As someone who reads several newspapers online every day - though not always thoroughly and in no particular order - I am pleased at the Times' decision to reinstate the pay wall. For once, I find myself agreeing heartily with Wall Street Journal and London Times proprietor Rupert Murdoch, who has spent a lot of time banging on in public lately about the need for (and inevitability of) an online pay model when it comes to print media.
I find all of this heartening not just because it suggests that there might be a viable business model for newspapers in the future - and, by extension, a modicum of job security for columnists like me - but also because I think that the return of the pay model will make newspapers more enjoyable to read.
Call me crazy, but I actually miss paying for my print media. It's not about the content so much as the value we place on it. Am I prepared to buy a cow if there's free milk being delivered to my house 24/7? Absolutely not. But if the free supply dried up and I was forced to buy a cow and keep her in my backyard and milk her myself, would the fruits of my labour taste better for it? Absolutely.
Case in point: swag. For many years, I worked in the fashion media, an industry kept afloat on a sticky sea of complimentary champagne and freebies. Everywhere you looked offered some sort of swag, from designer goods for celebrities and VIPs to cocktail-party gift bags so laden with tat we'd "forget" them in taxis on purpose. I once knew a magazine editor who, upon receiving a big promotion, was sent a dress in her exact size and measurements from several major design houses. If a member of her staff was sent a nice handbag, she would order her to ring up the PR rep and have a duplicate send round to her. While nothing like this ever happened to me, I did end up with my fair share of complimentary junk. Believe me when I tell you that it was virtually impossible not to.
Funnily enough, though, my years on the fashion beat left me with an aversion to free stuff rather than an appreciation for it. After a decade of squeezing sample goo out of plastic packets, it was a strange relief to buy my own shampoo again. The experience of taking the time to choose and purchase my own perfume (instead of spritzing on whatever fragrance had come up from the mailroom that morning) gave me a renewed appreciation for the product itself.

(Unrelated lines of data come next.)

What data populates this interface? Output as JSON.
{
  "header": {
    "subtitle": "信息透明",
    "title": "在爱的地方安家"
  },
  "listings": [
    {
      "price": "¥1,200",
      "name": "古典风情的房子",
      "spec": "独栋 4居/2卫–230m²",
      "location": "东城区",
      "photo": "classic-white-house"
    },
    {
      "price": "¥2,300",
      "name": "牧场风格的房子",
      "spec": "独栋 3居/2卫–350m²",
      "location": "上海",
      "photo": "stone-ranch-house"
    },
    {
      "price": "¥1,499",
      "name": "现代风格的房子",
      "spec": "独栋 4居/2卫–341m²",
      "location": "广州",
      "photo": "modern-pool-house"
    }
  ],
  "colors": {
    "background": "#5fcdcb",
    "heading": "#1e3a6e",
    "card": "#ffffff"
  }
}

So too, I predict, will newspapers be all the more alluring if I have to turn over a small portion of my hard-earned cash to read them.
Of course, the solution to the print-media crisis will not be so simple. According to Megan Boler, a digital-media expert and associate chair of theory and policy studies at the University of Toronto, "the devaluing of print media in recent years has occurred not just because it's free but because of its proliferation and availability in so many different forms."
I appreciate her point. But just as the goody bag laden with gunk seems less appealing than the bottle of shampoo I purchased myself, I will savour - rather than resent - my paid-for online subscription to the New York Times.
Good riddance, in other words, to the era of free milk and information swag. I've got my credit card out and I'm ready to buy a cow.